Let's deal with these questions:
- Who were the Shunammites? These are dwellers in the city of Shunem located about 3 miles (5 km) N of Jezreel, near Mt. Gilboa. When the land was divided in the days of Joshua, Shunem was given to the tribe of Issachar (Joshua 19:17-23). So, the Shunammites are Israelites of the tribe of Issachar although it remains unclear if the original inhabitants were destroyed or whether there was a mixing of Israelites and Caananites in that area. Shunem means Uneven and perhaps got its name because it was situated on a hillside overlooking the Jezreel valley. Some commentators feel that it was from Shunem that the bride came in Song of Solomon 6:13.
- Why was the woman not mentioned by name? That is unclear although her association (at least in terms of place) with the bride in Song of Solomon may mean that, unnamed, she is an apt representative of the bride of Christ. She was a woman of some wealth and stature but faithful. She is to be contrasted to another great woman, that paragon of evil, her contemporary, Jezebel.
- She was intent on seeing Elisha. The phrase it is well is the simple Hebrew greeting, Shalom. She gives a peremptory response to Gehazi who seems to be attempting to intervene and prevent her from going directly to Elisha. In response to his queries, she in effect says, yes, yes, yes or Shalom, shalom, shalom and she probably didn't slow down as she spoke. Is there something we can learn about our approach to the Lord and the sometimes unnecessary and perhaps self-serving attempts at mediation by means of a clergyman? Just a thought. Gehazi's anger indicates that he did not appreciate her direct approach to Elisha. There are times in the NT when the Lord's disciples acted a bit like Gehazi. I'm sure those same examples have come to your mind.

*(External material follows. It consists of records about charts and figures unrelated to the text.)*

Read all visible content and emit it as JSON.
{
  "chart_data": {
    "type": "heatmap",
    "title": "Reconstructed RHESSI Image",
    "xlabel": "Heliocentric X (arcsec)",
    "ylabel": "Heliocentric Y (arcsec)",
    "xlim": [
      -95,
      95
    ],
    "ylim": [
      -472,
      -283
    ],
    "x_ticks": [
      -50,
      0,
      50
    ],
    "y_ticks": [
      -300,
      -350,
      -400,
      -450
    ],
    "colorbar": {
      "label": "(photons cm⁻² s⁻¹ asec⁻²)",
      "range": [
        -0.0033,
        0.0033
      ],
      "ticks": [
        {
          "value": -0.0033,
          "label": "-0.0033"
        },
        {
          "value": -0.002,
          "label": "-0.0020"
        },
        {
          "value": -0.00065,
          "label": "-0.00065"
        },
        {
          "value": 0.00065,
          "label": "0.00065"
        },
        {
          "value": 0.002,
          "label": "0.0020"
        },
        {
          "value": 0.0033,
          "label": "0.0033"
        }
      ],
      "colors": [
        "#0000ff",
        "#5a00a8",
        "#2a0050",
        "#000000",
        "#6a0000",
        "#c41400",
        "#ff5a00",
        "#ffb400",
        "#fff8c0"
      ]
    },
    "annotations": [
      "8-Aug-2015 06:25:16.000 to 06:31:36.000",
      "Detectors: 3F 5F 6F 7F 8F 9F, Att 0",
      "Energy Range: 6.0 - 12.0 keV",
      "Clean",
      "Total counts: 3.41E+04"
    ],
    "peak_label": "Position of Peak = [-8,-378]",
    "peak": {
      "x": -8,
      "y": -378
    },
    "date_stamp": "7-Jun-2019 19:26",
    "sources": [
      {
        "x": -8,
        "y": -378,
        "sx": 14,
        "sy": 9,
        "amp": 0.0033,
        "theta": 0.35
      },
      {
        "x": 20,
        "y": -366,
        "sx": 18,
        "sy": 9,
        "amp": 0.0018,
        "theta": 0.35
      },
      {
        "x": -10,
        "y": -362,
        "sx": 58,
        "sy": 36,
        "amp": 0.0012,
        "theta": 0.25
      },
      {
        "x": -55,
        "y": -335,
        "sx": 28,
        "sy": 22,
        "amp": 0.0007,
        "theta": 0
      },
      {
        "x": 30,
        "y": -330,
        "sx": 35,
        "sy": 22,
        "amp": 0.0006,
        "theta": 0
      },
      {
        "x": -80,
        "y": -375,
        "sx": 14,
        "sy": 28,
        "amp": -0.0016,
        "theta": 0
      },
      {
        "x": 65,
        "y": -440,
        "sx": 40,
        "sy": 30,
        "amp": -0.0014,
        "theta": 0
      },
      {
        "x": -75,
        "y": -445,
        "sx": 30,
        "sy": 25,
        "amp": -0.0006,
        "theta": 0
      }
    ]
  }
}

- Regarding the staff: That is an interesting question and the only answers we can provide are pure conjecture but, perhaps, not unreasonable even so. Perhaps Gehazi was sent ahead because he was younger and more fit than Elisha with the staff being a surrogate for the prophet. Did Elisha wish to show his servant that his heart was not right? Was he trying to dissuade the populace from a belief that a thing such as a staff could have, in and of itself, magical powers? Or was Elisha as amazed as Gahazi was disappointed that God would not work such a miracle through his flawed servant? I think the latter is the case. I don't think Elisha would have sent Gehazi on the mission if he knew in advance that it would fail. In any case, the woman knew better. She knew that only Elisha could save her son. She had taken Gehazi's measure even if the prophet had not yet done so. Gehazi was weighed in the balances and found wanting.
- Gehazi went on ahead but the woman would not leave Elisha and while the servant ran on ahead in his ineffectual mission, she stayed with the man of God. She said, As the LORD liveth, and as thy soul liveth, I will not leave thee. (cp. Matthew 15:21-28). Such faith demanded only one response, Elisha rose and returned with the woman to her home. She knew that no one else could bring life to the dead. What a lesson for us This woman had received a prophet in the name of a prophet and had received a prophet's reward. In this case it was life from the dead. She had rejected false mediators and talismans and focused all her hopes on the man of God, Elisha - short for Elishua God is salvation.
- Death still reigns in God's creation. It is the last enemy to be destroyed in the Kingdom Age (1 Corinthians 15:26). Though death still reigns, we sorrow not as others do. For, though the dead know not anything (Ecclesiastes 9:5-10; Psalm 146:3,4), one day they shall hear the voice of the man of God calling them back from the sleep of death. Those that hear shall live indeed
It is interesting to note the almost exact parallel with Elijah and the widow of Nain in 2 Kings 7:8-24. Is the anonymity of these women an undesigned scriptural coincidence showing that these chronicles were written very close to the time of their occurrence? It would have been a very risky thing to do to shelter either prophet as they were considered enemies of the state at the time. Therefore it would have been unwise to name them lest the authorities react badly to their Godly act of hospitality.